In a study recently published in the journal Scientific Reports, the simple act of talking about yourself as if you’re someone else may be a good way to stop stress, anxiety, and other negative emotions. Study co-author Jason Moser, an associate professor of psychology at Michigan State, says it’s a way to get what’s called psychological distance. “By using your own name, and possibly also second-person pronouns, it creates this little separation from the self. It makes you think about your feelings and thoughts like you’re looking at somebody else’s experience.” It’s also easy: Simply say “you,” he,” or “she,” instead of “I”.
You may be realizing some celebrities already use this technique. For example, in an interview with Jon Stewart, women’s-rights activist Malala Yousafzai spoke about when she learned her name was on a Taliban hit list. She was afraid, but but then thought about what she would do if confronted: “I said, ‘If he comes, what would you do, Malala?’ … Then I would reply [to] myself, ‘Malala, just take a shoe and hit him.’”

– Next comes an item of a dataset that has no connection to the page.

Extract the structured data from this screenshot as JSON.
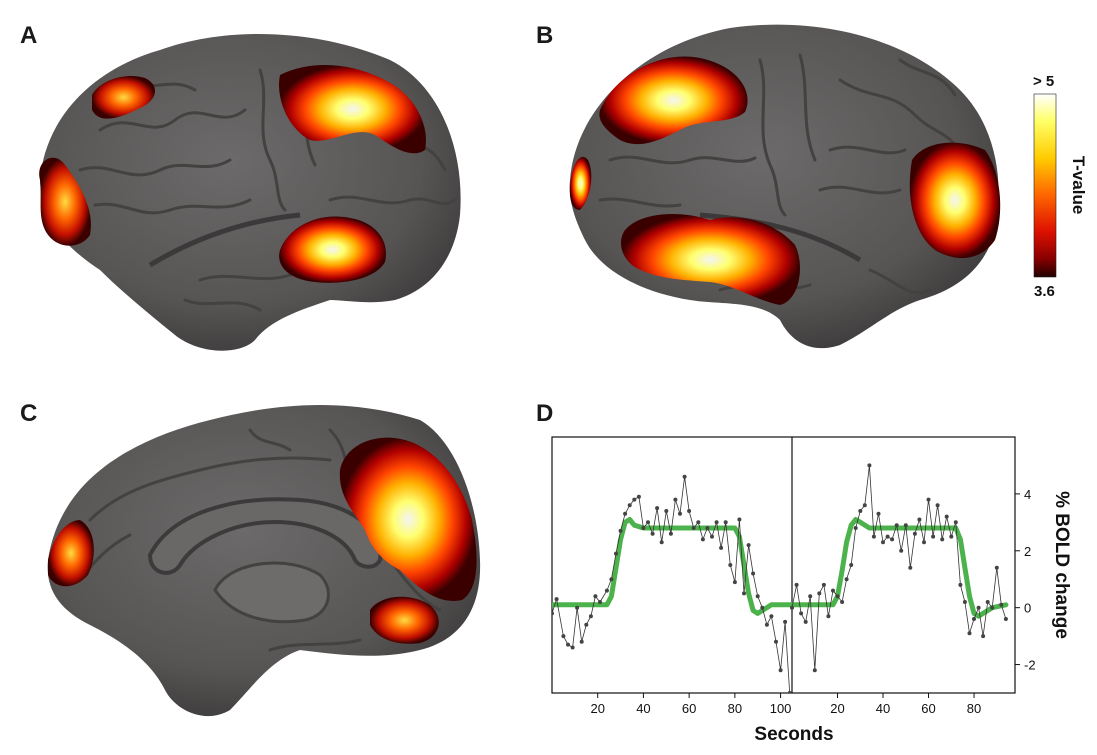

According to Kerr’s article,
… Moser and his colleagues ran two different experiments that measured what happens in the brain when people talk to themselves in the first person (using “me” or “I”) compared to when they use other pronouns or their own name.

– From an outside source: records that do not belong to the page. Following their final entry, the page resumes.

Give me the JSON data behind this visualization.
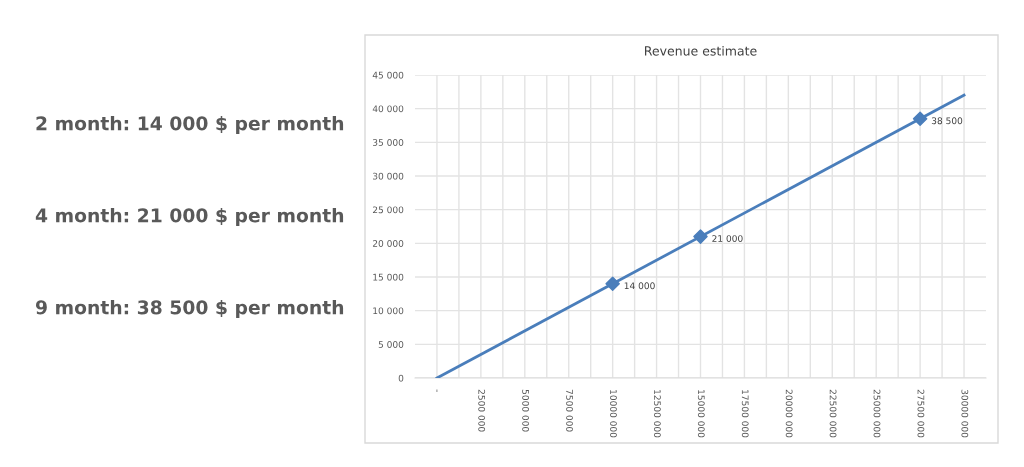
{
  "chart_data": {
    "type": "line",
    "title": "Revenue estimate",
    "annotations": [
      "2 month: 14 000 $ per month",
      "4 month: 21 000 $ per month",
      "9 month: 38 500 $ per month"
    ],
    "series": [
      {
        "color": "#4a7ebb",
        "marker": "none",
        "x": [
          0,
          30000000
        ],
        "values": [
          0,
          42000
        ]
      },
      {
        "type": "scatter",
        "color": "#4a7ebb",
        "marker": "diamond",
        "x": [
          10000000,
          15000000,
          27500000
        ],
        "values": [
          14000,
          21000,
          38500
        ],
        "value_labels": [
          "14 000",
          "21 000",
          "38 500"
        ]
      }
    ],
    "xlim": [
      -1250000,
      31250000
    ],
    "xticks": [
      {
        "value": 0,
        "label": "-"
      },
      {
        "value": 1250000,
        "label": null
      },
      {
        "value": 2500000,
        "label": "2500 000"
      },
      {
        "value": 3750000,
        "label": null
      },
      {
        "value": 5000000,
        "label": "5000 000"
      },
      {
        "value": 6250000,
        "label": null
      },
      {
        "value": 7500000,
        "label": "7500 000"
      },
      {
        "value": 8750000,
        "label": null
      },
      {
        "value": 10000000,
        "label": "10000 000"
      },
      {
        "value": 11250000,
        "label": null
      },
      {
        "value": 12500000,
        "label": "12500 000"
      },
      {
        "value": 13750000,
        "label": null
      },
      {
        "value": 15000000,
        "label": "15000 000"
      },
      {
        "value": 16250000,
        "label": null
      },
      {
        "value": 17500000,
        "label": "17500 000"
      },
      {
        "value": 18750000,
        "label": null
      },
      {
        "value": 20000000,
        "label": "20000 000"
      },
      {
        "value": 21250000,
        "label": null
      },
      {
        "value": 22500000,
        "label": "22500 000"
      },
      {
        "value": 23750000,
        "label": null
      },
      {
        "value": 25000000,
        "label": "25000 000"
      },
      {
        "value": 26250000,
        "label": null
      },
      {
        "value": 27500000,
        "label": "27500 000"
      },
      {
        "value": 28750000,
        "label": null
      },
      {
        "value": 30000000,
        "label": "30000 000"
      }
    ],
    "ylim": [
      0,
      45000
    ],
    "yticks": [
      0,
      {
        "value": 5000,
        "label": "5 000"
      },
      {
        "value": 10000,
        "label": "10 000"
      },
      {
        "value": 15000,
        "label": "15 000"
      },
      {
        "value": 20000,
        "label": "20 000"
      },
      {
        "value": 25000,
        "label": "25 000"
      },
      {
        "value": 30000,
        "label": "30 000"
      },
      {
        "value": 35000,
        "label": "35 000"
      },
      {
        "value": 40000,
        "label": "40 000"
      },
      {
        "value": 45000,
        "label": "45 000"
      }
    ],
    "grid": true,
    "legend": false
  }
}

In the first experiment, which focused on in-the-moment stressful stimuli, participants viewed stock photos and videos from violent, upsetting news stories or films. Afterward, they were asked to silently reflect on what they saw, first using “I” to work through their feelings (“I was scared”) and then using third-person pronouns (“Jason was scared”). When people used their own name in self-talk, the researchers found, the areas of the brain linked to emotions showed much less activity than when they used the first person. “They were experiencing less of an intense emotional reaction … (and) less negative emotion in the moment,” Moser said.

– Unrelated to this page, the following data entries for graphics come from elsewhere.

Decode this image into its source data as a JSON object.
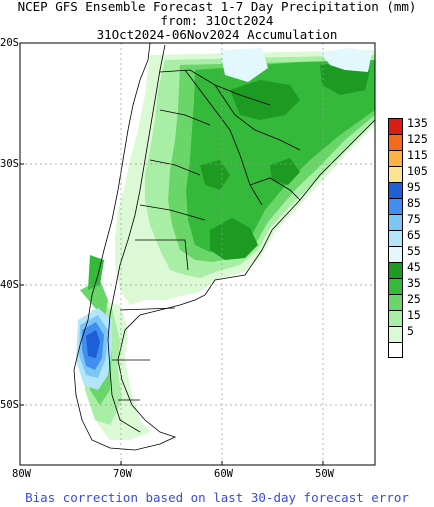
{
  "titles": {
    "line1": "NCEP GFS Ensemble Forecast 1-7 Day Precipitation (mm)",
    "line2": "from: 31Oct2024",
    "line3": "31Oct2024-06Nov2024 Accumulation"
  },
  "axes": {
    "lat_labels": [
      "20S",
      "30S",
      "40S",
      "50S"
    ],
    "lon_labels": [
      "80W",
      "70W",
      "60W",
      "50W"
    ]
  },
  "legend": {
    "items": [
      {
        "label": "135",
        "color": "#d91f13"
      },
      {
        "label": "125",
        "color": "#f66a1e"
      },
      {
        "label": "115",
        "color": "#fbb23f"
      },
      {
        "label": "105",
        "color": "#fbe58e"
      },
      {
        "label": "95",
        "color": "#1f5fd6"
      },
      {
        "label": "85",
        "color": "#3f8ef0"
      },
      {
        "label": "75",
        "color": "#7cc6f7"
      },
      {
        "label": "65",
        "color": "#b3e6fb"
      },
      {
        "label": "55",
        "color": "#e2f8fc"
      },
      {
        "label": "45",
        "color": "#1c9a22"
      },
      {
        "label": "35",
        "color": "#35b93a"
      },
      {
        "label": "25",
        "color": "#6ad66a"
      },
      {
        "label": "15",
        "color": "#a9eea5"
      },
      {
        "label": "5",
        "color": "#daf9d4"
      },
      {
        "label": "",
        "color": "#ffffff"
      }
    ]
  },
  "footer": "Bias correction based on last 30-day forecast error"
}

In the second study, which focused more on emotionally charged memories, the researchers asked participants to talk about an emotional event in their life, half the time recalling it in a straightforward way (“I got in a fight”) and the other half of the time positioning the event as part of a third-person narrative featuring their own name (“Jason got in a fight”). In a result similar to the previous experiment, Moser said, “We found that we saw reductions in the self-referential, emotional brain regions — the ones that light up when you experience an emotion that is relevant to you.”
Moser, who’s also a clinical psychologist and has worked with veterans suffering from PTSD, said he’s most excited to see the third-person technique incorporated into conventional therapy. He believes it could enhance traditional methods like cognitive-behavioral therapy that ask people to face their fears by recalling a traumatic event and reinterpreting what happened. Those methods, Moser noted, are often psychologically taxing; third-person self-talk can be an easier way to reach the same result.
“All of those other methods involve difficult tasks of interpretation,” he said. “(This) is something that’s easy and could be just as effective, [and] could provide the distance necessary to face the anxiety more effectively, with more distance and perspective.”